Freddie is heading back to the family home to celebrate her birthday with her grandfather Howard, who now lives there alone. Tracing the old familiar paths up to the home on the hill and greeting the apple tree in the garden, Freddie is hoping to get some perspective on her undefined sense of ennui, and share the wonder of a meteor shower with Howard. But Howard has difficulties of his own, and the meteors will soon shake the ground beneath their feet.
Weaving her tale around an exquisitely designed doll’s house, its intricate details adding to a magical whole, Casey Jay Andrews combines wonder with the everyday. The people we encounter are richly drawn: not just the protagonists, but minor figures such as the young estate agent and the dog walker. As Freddie and Howard move separately around the house and the town, we learn of the experiences that have made them and of rituals created to stay close to those that have been lost. Those experiences and rituals are also metaphors for the connections that enrich our lives; the paths we make and remember by walking and retracing them, the streets of our home towns, the structures of individual trees and the networks they form together.

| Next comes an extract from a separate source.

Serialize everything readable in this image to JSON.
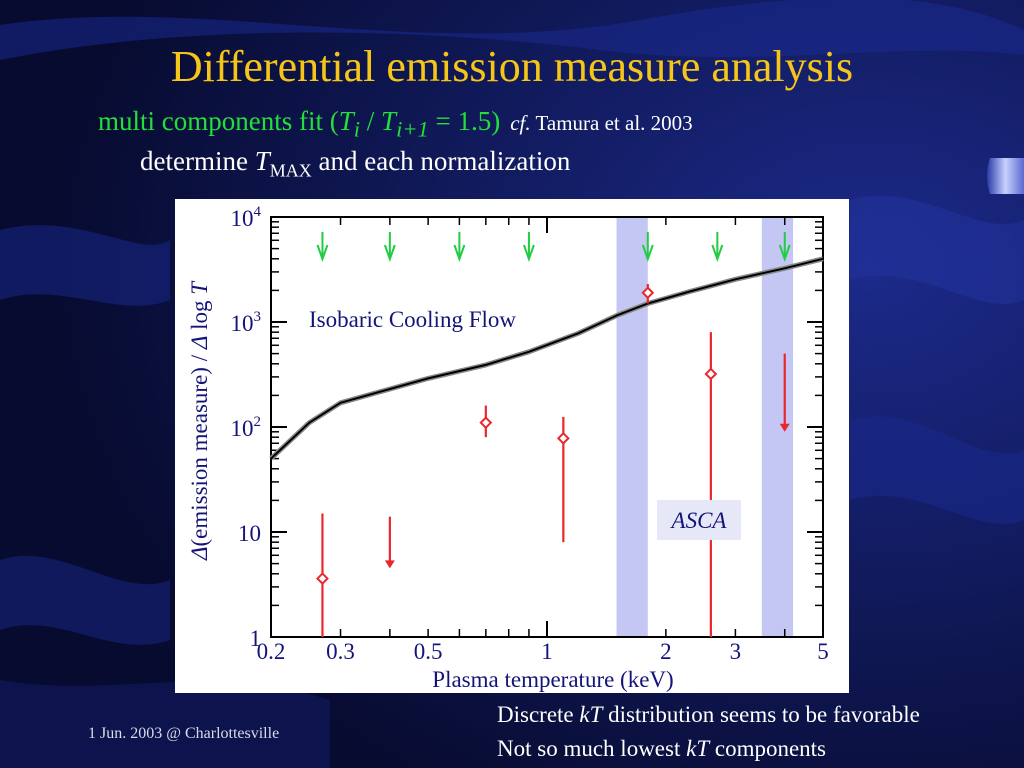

Andrews is a wonderful storyteller, warm and engaging, and the tale is paced perfectly as she switches between modes of address. She is complemented by well-chosen and technically-accomplished projections, and – joining her onstage – by Jack Brett’s incidental music and ethereal snatches of song.
Oh My Heart, Oh My Home is rich in the things that make life worth living. A home is created by the memories it holds, memories which revolve around sharing moments of awe and wonder with the people that elevate our lives. But Andrews doesn’t shy away from the harder facts of life and the precarious nature of home; the things we do to protect it, and the shame when we find we are unable to.
This show is beautiful, in many different ways: the doll’s house and the film projections, the storytelling and the music, and the story itself, a gorgeous meditation on love and loss. Oh My Heart, Oh My Home succeeds on every level and will live long in the memory for its tenderness and perfection. I’ve already been back to see it again, and enjoyed it every bit as much a second time.